The figures are in, and the latest Advertising Association/WARC Expenditure report reveals that digital advertising is going from strength to strength. Sadly, it's a tale of two halves.
Print is
still declining, and from my back-of-an-envelope calculation, local and national newspaper expenditure will each be at nearly two-thirds its 2015 level by the end of 2018. Almost a third of spend has
gone in just three years.
First the positives. Total UK ad spend is up 3.5% year-on-year for third-quarter 2017 -- the seventeenth consecutive quarter of growth. The projected growth estimate for
the whole of 2017 has been revised up to 3.4%, and then 2.8% next year.
According to Warc, the big driver of this upward momentum is mobile, social and video. Put all three of these
trends together and you have where AA/WARC says brands are increasingly putting their budgets. In fact, one in every four pounds spent on advertising in the UK in Q3 of 2017 went on mobile. Impressive
stuff.
However, this is always the tough part. Where there are winners, there are inevitably losers. It's no surprise to hear that it's print, and in particular, local. The losses are in the
tens of percentage points for each year between 2015 to 2018, levelling out at just under 10% for the latter year.
My calculation on the back of an envelope suggest this means a revenue stream
worth more than GBP1.1bn in 2015 will be around the GBP780m mark by the end of 2018, according to AA/WARC predictions. I stress that it's very rough mathematics, but it illustrates the point. Very
roughly, in just three years, a third of local newspapers' print ad revenue has disappeared.
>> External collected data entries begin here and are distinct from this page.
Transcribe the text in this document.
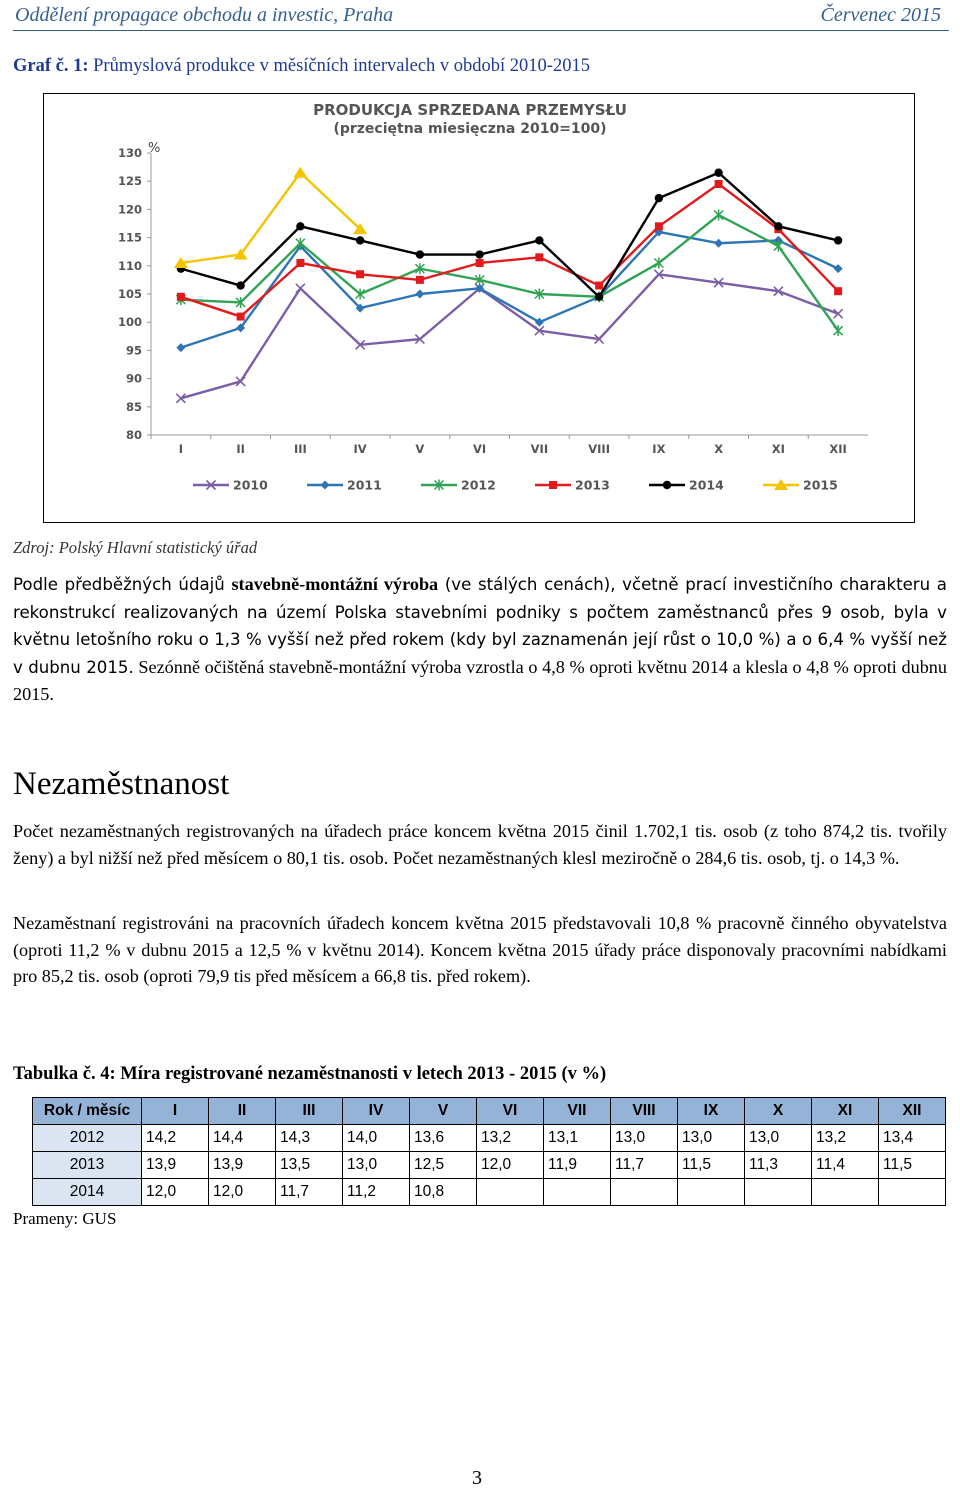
Oddělení propagace obchodu a investic, Praha	Červenec 2015
Graf č. 1: Průmyslová produkce v měsíčních intervalech v období 2010-2015
PRODUKCJA SPRZEDANA PRZEMYSŁU
(przeciętna miesięczna 2010=100)
%
80
85
90
95
100
105
110
115
120
125
130
I	II	III	IV	V	VI	VII	VIII	IX	X	XI	XII
2010	2011	2012	2013	2014	2015
Zdroj: Polský Hlavní statistický úřad
Podle předběžných údajů stavebně-montážní výroba (ve stálých cenách), včetně prací investičního charakteru a rekonstrukcí realizovaných na území Polska stavebními podniky s počtem zaměstnanců přes 9 osob, byla v květnu letošního roku o 1,3 % vyšší než před rokem (kdy byl zaznamenán její růst o 10,0 %) a o 6,4 % vyšší než v dubnu 2015. Sezónně očištěná stavebně-montážní výroba vzrostla o 4,8 % oproti květnu 2014 a klesla o 4,8 % oproti dubnu 2015.
Nezaměstnanost
Počet nezaměstnaných registrovaných na úřadech práce koncem května 2015 činil 1.702,1 tis. osob (z toho 874,2 tis. tvořily ženy) a byl nižší než před měsícem o 80,1 tis. osob. Počet nezaměstnaných klesl meziročně o 284,6 tis. osob, tj. o 14,3 %.
Nezaměstnaní registrováni na pracovních úřadech koncem května 2015 představovali 10,8 % pracovně činného obyvatelstva (oproti 11,2 % v dubnu 2015 a 12,5 % v květnu 2014). Koncem května 2015 úřady práce disponovaly pracovními nabídkami pro 85,2 tis. osob (oproti 79,9 tis před měsícem a 66,8 tis. před rokem).
Tabulka č. 4: Míra registrované nezaměstnanosti v letech 2013 - 2015 (v %)
Rok / měsíc	I	II	III	IV	V	VI	VII	VIII	IX	X	XI	XII
2012	14,2	14,4	14,3	14,0	13,6	13,2	13,1	13,0	13,0	13,0	13,2	13,4
2013	13,9	13,9	13,5	13,0	12,5	12,0	11,9	11,7	11,5	11,3	11,4	11,5
2014	12,0	12,0	11,7	11,2	10,8							
Prameny: GUS
3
It's pretty much the same story for nationals, which bear a close resemblance to local
media's downward-spiralling numbers. Again, around a third of spend will have vanished over three years.
One can imagine this is slightly less of a strain on nationals with paywalls or
voluntary funding schemes, as AOP figures show that subscriptions for quality newspapers were up a fifth in third-quarter 2017 year-on-year and digital advertising for online publishers was also up,
by 37%.
However, AA/WARC is suggesting that local newspapers' digital revenues are climbing at just a quarter of the pace of their national counterparts, although they're losing around the
same amount of money in print. Local media, I would contend, is also a lot less likely to attract subscriptions from the public compared to the big nationals.
So it's not a great time for
newspapers, but the nationals appear to be on the receiving end of a flight to quality, which is softening the blow of what is happening to print revenues.
For a lover of the local press like
myself -- who, like many other journalists, cut their teeth on local titles -- it is very sad to see what is happening with local media. The latest set of figures suggest there is no letup in the bad
news for the local media that serve our communities so well.